Der Angstschweiss bildete sich 2020 wieder, nicht wegen Covid, sondern wegen der Partei-Obersten. Jemand müsse in Grossbasel West den Wahlkampf aufgleisen, und dieser Jemand sei ich. Sie fuhren Charmeoffensiven und Drohkulissen hoch, und schliesslich gab ich nach.

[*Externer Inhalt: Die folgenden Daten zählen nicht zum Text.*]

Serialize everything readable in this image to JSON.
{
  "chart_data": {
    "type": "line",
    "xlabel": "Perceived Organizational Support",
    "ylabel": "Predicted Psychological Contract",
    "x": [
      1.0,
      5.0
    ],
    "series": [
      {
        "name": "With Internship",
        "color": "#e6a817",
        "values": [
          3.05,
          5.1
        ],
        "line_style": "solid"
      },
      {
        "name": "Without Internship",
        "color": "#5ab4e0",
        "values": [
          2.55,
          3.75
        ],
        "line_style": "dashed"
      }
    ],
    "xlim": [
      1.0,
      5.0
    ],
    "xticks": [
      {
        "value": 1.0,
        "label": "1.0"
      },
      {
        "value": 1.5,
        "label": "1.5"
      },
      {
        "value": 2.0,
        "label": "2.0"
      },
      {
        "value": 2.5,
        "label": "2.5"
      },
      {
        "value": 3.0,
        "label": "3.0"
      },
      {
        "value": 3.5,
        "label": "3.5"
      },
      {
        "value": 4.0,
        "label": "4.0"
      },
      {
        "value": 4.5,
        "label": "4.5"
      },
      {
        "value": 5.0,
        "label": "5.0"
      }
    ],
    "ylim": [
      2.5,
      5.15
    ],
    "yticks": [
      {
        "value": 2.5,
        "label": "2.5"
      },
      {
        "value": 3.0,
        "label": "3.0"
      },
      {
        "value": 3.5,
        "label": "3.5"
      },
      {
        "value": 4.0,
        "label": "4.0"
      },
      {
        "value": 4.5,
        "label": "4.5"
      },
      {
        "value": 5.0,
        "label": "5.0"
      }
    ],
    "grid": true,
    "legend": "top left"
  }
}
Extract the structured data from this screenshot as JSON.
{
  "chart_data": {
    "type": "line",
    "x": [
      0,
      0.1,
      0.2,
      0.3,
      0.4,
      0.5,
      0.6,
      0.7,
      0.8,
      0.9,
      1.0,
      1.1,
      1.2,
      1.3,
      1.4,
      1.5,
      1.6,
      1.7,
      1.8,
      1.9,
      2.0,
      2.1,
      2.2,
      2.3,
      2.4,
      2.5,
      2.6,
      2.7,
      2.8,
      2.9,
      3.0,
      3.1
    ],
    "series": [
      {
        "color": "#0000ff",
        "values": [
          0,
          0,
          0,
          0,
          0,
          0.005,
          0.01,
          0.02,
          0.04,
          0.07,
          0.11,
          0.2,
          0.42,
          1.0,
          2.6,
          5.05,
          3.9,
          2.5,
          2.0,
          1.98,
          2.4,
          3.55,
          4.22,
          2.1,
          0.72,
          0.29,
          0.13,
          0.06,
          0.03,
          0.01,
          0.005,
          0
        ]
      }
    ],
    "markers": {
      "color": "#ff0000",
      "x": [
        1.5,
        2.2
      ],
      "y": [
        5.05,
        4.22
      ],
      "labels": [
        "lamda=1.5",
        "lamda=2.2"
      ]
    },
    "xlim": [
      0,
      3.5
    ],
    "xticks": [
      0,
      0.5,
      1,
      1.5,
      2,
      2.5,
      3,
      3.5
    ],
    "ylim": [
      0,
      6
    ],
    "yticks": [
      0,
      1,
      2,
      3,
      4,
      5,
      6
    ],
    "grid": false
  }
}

Doch dann war guter Rat teuer, denn alles war verboten: physische Anlässe, Podien, Stammtische, Bierrunden, Steh-Apéros und Sitz-Dinners. Ich musste ein Home-Office einrichten, Zoom begreifen lernen, Online-Mitgliederversammlungen organisieren. Es folgten Zoom-Vorstandssitzungen im Stil von "Ton geht nicht, Kamera geht nicht, Marcel hat sich noch nicht eingeloggt, Helen ist nur noch schwarz". Dann Sitzungen in Affenkälte irgendwo draussen im Regen mit Maske, planloses Planen und Improvisieren ohne Ende.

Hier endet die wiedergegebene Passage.